Re: problems with hoarding deep paths

From: Jan Harkes <jaharkes_at_cs.cmu.edu>
Date: Fri, 12 Dec 2003 13:47:10 -0500
On Thu, Dec 11, 2003 at 12:12:40PM +0900, Stephen J. Turnbull wrote:
> I'm playing with Tom Lord's arch revision control system, which for
> idiosyncratic reasons likes to create very deep paths.

Looked at that as well, but I have some 'questions' about the usability
of the locking scheme when a new changeset is committed.
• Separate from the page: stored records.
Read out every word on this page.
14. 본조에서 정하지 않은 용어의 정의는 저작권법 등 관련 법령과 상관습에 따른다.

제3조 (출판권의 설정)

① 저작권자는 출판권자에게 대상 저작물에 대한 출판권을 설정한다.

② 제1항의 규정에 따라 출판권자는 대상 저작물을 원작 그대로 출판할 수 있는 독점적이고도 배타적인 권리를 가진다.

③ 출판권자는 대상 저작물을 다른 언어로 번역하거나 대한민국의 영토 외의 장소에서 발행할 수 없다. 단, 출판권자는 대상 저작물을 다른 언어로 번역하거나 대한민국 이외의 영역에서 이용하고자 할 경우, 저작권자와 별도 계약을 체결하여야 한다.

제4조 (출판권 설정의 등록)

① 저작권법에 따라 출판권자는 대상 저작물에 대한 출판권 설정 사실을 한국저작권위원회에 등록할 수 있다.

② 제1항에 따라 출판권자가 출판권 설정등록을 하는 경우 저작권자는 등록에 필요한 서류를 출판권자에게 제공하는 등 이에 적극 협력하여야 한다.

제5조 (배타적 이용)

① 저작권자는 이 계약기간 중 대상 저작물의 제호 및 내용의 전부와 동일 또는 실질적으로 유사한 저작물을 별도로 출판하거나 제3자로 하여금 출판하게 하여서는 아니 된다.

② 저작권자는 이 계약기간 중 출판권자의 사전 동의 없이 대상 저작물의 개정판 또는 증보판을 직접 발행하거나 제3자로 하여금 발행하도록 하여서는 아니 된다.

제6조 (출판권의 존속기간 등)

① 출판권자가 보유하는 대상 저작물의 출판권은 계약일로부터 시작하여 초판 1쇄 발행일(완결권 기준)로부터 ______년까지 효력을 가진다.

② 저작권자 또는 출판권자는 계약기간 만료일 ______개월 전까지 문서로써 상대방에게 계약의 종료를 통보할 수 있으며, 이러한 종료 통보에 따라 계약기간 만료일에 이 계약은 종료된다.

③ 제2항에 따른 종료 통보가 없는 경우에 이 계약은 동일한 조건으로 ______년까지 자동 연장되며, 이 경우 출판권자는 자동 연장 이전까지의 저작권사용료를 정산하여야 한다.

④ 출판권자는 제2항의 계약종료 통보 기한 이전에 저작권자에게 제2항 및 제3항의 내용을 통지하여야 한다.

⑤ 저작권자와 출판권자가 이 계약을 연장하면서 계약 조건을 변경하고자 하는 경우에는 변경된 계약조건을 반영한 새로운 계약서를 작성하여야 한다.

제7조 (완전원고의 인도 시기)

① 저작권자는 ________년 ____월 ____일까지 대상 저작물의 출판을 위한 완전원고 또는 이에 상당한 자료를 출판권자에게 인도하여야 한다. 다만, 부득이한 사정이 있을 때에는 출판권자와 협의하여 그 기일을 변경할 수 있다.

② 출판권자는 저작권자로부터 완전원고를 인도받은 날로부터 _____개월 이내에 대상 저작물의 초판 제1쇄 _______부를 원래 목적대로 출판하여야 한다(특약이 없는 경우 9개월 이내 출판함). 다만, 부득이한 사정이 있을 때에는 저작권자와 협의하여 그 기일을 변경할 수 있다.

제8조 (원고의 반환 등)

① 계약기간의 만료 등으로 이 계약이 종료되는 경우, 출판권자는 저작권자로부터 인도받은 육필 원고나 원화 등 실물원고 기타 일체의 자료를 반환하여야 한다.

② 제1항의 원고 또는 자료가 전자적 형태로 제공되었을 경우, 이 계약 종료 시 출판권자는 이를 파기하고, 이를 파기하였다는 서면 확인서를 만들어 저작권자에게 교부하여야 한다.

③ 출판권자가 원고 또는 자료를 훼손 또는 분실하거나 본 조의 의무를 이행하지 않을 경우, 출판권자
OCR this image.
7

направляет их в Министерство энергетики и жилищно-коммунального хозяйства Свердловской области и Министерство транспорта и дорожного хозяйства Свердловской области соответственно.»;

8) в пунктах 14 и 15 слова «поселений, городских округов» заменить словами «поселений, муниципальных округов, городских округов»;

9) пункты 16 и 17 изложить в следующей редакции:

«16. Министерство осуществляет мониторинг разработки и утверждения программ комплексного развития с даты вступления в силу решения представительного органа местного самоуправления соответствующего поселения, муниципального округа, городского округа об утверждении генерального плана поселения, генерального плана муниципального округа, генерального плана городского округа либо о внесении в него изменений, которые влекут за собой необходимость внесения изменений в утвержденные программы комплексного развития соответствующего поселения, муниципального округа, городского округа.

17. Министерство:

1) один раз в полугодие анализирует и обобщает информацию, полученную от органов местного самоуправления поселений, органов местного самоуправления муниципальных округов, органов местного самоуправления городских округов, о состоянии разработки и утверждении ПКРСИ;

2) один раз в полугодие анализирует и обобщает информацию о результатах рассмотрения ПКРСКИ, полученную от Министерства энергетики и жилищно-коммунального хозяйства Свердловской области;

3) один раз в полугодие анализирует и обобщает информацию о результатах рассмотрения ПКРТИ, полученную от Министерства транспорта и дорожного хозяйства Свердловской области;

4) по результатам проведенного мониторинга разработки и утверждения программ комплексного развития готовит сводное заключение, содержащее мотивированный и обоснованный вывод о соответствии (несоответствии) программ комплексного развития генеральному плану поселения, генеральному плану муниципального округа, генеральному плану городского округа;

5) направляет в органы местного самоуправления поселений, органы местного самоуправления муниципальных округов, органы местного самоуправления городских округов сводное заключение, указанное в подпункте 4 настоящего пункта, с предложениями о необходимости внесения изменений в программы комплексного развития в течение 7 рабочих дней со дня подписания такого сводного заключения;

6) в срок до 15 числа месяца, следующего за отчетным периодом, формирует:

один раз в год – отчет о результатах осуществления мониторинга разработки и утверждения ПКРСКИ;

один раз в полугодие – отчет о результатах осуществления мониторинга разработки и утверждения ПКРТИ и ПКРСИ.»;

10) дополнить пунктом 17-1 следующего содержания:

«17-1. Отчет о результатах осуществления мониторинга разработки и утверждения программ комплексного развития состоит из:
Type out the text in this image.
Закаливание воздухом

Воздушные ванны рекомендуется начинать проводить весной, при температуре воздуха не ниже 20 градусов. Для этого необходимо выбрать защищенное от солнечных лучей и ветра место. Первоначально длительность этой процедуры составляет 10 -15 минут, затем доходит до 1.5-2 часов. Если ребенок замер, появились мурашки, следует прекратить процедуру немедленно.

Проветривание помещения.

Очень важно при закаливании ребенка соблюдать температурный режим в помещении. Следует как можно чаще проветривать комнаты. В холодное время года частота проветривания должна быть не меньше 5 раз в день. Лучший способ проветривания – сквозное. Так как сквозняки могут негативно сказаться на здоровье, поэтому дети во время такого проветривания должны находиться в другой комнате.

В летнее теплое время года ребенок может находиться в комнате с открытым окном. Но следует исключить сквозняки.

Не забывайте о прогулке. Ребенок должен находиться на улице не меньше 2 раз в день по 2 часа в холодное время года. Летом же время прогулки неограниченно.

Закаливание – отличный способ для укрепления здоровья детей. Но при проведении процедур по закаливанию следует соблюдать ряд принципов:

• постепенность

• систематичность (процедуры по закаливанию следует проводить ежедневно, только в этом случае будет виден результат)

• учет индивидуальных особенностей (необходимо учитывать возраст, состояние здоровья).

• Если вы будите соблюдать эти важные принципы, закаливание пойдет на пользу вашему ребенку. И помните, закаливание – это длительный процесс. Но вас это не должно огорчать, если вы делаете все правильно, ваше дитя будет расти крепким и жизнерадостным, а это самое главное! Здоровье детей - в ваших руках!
There is some
really nasty sequence of cross-directory renames that will not resolve
using the current per-directory operation logs on replicated volumes.

> The crash actually happens in
> 
> #3 vproc::namev(char*, int, venus_cnode*) (this=0x6e656870,
>    path=0x150a2bb0 "henstephenstephenstephenstephenstephenstephenstephen\
> stephenstephenstephenstephenstephenstephenstephenstephenstephenstephen\
> stephenstephenstephenstephenstephenstephens"..., \
> flags=352986320, vpp=0x68706574)
> 
> (long line broken for readability).  However, pretty obviously memory
> is badly corrupted (`this' is actually the string "phen" and `vpp' is
> "teph", in little-endian order).  Searching back in memory for the
> start of the corruption, I find a bunch of uninterpretable junk,
> followed by the string of bytes 0x0 0x1 0x2 0x3 0x4 0x5 0x6 0x7 0x8,
> followed by _exactly_ 256 bytes "./Research/.../stephen" (I've elided
> the middle), followed by the "stephenstephen..." pattern, which
> continues until I get a memory access error.  (The deepest such I know
> of in my /coda is actually 288 characters long, including the initial
> "./".  I don't know what exactly is being accessed because of the
> truncation, and gdb is completely confused so I can't access *this or
> *vpp :-(.)

Interesting, there is a CODA_MAXPATHLEN, which should limit the total
size of an allowed path and is 1024. Then there is CODA_MAXNAMLEN which
limits the size of each path component and is defined as 255.

Maybe some code is allocates a CODA_MAXNAMLEN sized buffer and tries to
store the path in there.

> I tend to suspect something in hoard is passing bogus paths to the
> kernel, which passes them on to venus, because this only happens with

Looking at the hoard pioctls, there does seem to be some confusion
between CODA_MAXPATHLEN and MAXPATHLEN. Adding a hoard entry only allows
1024 character length pathnames, but deleting can be done with 4096
characters.

> Ie, gdb since pre-6.0 is broken, and seems to regularly get confused
> about how many levels of indirection it is dealing with.  I know that
> for XEmacs bugs which are repeatable on both Debian Linux and FreeBSD,
> my FreeBSD-using colleague (with gdb at 5.x) regularly posts sane
> backtraces when the Linux backtrace is obviously bogus (it often
> prints ints as though they were pointers, etc.)

It looks like the -O2 optimization is actually more effectively
allocating variables in registers on gcc-3.2+ compilers. Once a
variable is not going to be referenced, it is almost immediately
clobbered if you examine it with gdb.